The biggest, biggest thing to work on at this age is socialization. So unless your DH is going to go to a playgroup and have regular (1 or 2x per week) playdates, I think you should think seriously about this.
Also, check with your local school district on kindergarten readiness and when he would be eligible to go. If he's going to be eligible to K at 5, then you might want to leave him right where he is for now. If he has another year, and you as a family can commit to getting him ready (letter/sound recognition, etc.) then go for it.
Check with your preschool teachers, too, especially for your son's class & find out what they think. Tell them honestly that finances are super tight, but that you don't want to short-change your son's development. Ask them if they think reducing days will impact K for him. Also, ask if they have a financial assistance. The preschool we send our son to has a couple of scholarships available based on financial need.
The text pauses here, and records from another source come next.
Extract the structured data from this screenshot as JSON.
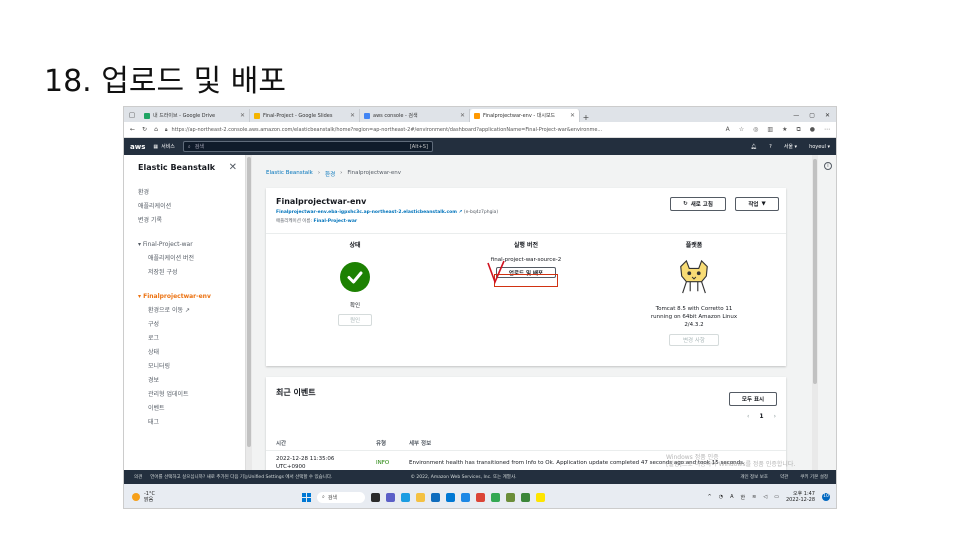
{
  "slide_title": "18. 업로드 및 배포",
  "browser": {
    "tabs": [
      {
        "label": "내 드라이브 - Google Drive",
        "color": "#1fa463"
      },
      {
        "label": "Final-Project - Google Slides",
        "color": "#f4b400"
      },
      {
        "label": "aws console - 검색",
        "color": "#4285f4"
      },
      {
        "label": "Finalprojectwar-env - 대시보드",
        "color": "#ff9900"
      }
    ],
    "url": "https://ap-northeast-2.console.aws.amazon.com/elasticbeanstalk/home?region=ap-northeast-2#/environment/dashboard?applicationName=Final-Project-war&environme..."
  },
  "aws_header": {
    "logo": "aws",
    "services": "서비스",
    "search_placeholder": "검색",
    "search_shortcut": "[Alt+S]",
    "region": "서울 ▾",
    "user": "hoyeul ▾"
  },
  "sidebar": {
    "title": "Elastic Beanstalk",
    "top_items": [
      "환경",
      "애플리케이션",
      "변경 기록"
    ],
    "app_group": "Final-Project-war",
    "app_items": [
      "애플리케이션 버전",
      "저장된 구성"
    ],
    "env_group": "Finalprojectwar-env",
    "env_items": [
      "환경으로 이동",
      "구성",
      "로그",
      "상태",
      "모니터링",
      "경보",
      "관리형 업데이트",
      "이벤트",
      "태그"
    ]
  },
  "breadcrumb": {
    "root": "Elastic Beanstalk",
    "mid": "환경",
    "current": "Finalprojectwar-env"
  },
  "environment": {
    "name": "Finalprojectwar-env",
    "url": "Finalprojectwar-env.eba-igpxhc3c.ap-northeast-2.elasticbeanstalk.com",
    "env_id": "(e-bq4z7phgia)",
    "app_label": "애플리케이션 이름:",
    "app_name": "Final-Project-war",
    "refresh_button": "새로 고침",
    "actions_button": "작업",
    "health_header": "상태",
    "health_status": "확인",
    "health_button": "원인",
    "version_header": "실행 버전",
    "version_value": "final-project-war-source-2",
    "upload_button": "업로드 및 배포",
    "platform_header": "플랫폼",
    "platform_line1": "Tomcat 8.5 with Corretto 11",
    "platform_line2": "running on 64bit Amazon Linux",
    "platform_line3": "2/4.3.2",
    "platform_button": "변경 사항"
  },
  "events": {
    "title": "최근 이벤트",
    "show_all_button": "모두 표시",
    "page": "1",
    "col_time": "시간",
    "col_type": "유형",
    "col_detail": "세부 정보",
    "row_time_1": "2022-12-28 11:35:06",
    "row_time_2": "UTC+0900",
    "row_type": "INFO",
    "row_detail": "Environment health has transitioned from Info to Ok. Application update completed 47 seconds ago and took 15 seconds.",
    "watermark_1": "Windows 정품 인증",
    "watermark_2": "[설정]으로 이동하여 Windows를 정품 인증합니다."
  },
  "footer": {
    "left": "의견",
    "notice": "언어를 선택하고 싶으십니까? 새로 추가된 다음 기능Unified Settings 에서 선택할 수 있습니다.",
    "copyright": "© 2022, Amazon Web Services, Inc. 또는 계열사.",
    "privacy": "개인 정보 보호",
    "terms": "약관",
    "cookies": "쿠키 기본 설정"
  },
  "taskbar": {
    "temperature": "-1°C",
    "weather": "맑음",
    "search": "검색",
    "lang": "한",
    "time": "오후 1:47",
    "date": "2022-12-28",
    "notifications": "10"
  }
}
My DH is a partial SAHD, and I have to say that while I have been disappointed in his doing social things (DH Is an introvert, and I think the idea of going to a "mommies" group gave him the heeby-jeebies, LOL), he has wholeheartedly embraced preschool for our son, and realizes that the school is better suited for helping socialization than he was. He has done a tremendous job, and it fills my heart with joy to know that our son is so attached to him. But I also recognize that if our roles were reversed, we'd do things differently, and as long as DS is happy & healthy and moving in the right directional developmentally, it will be okay if DH doesn't do things the way I would.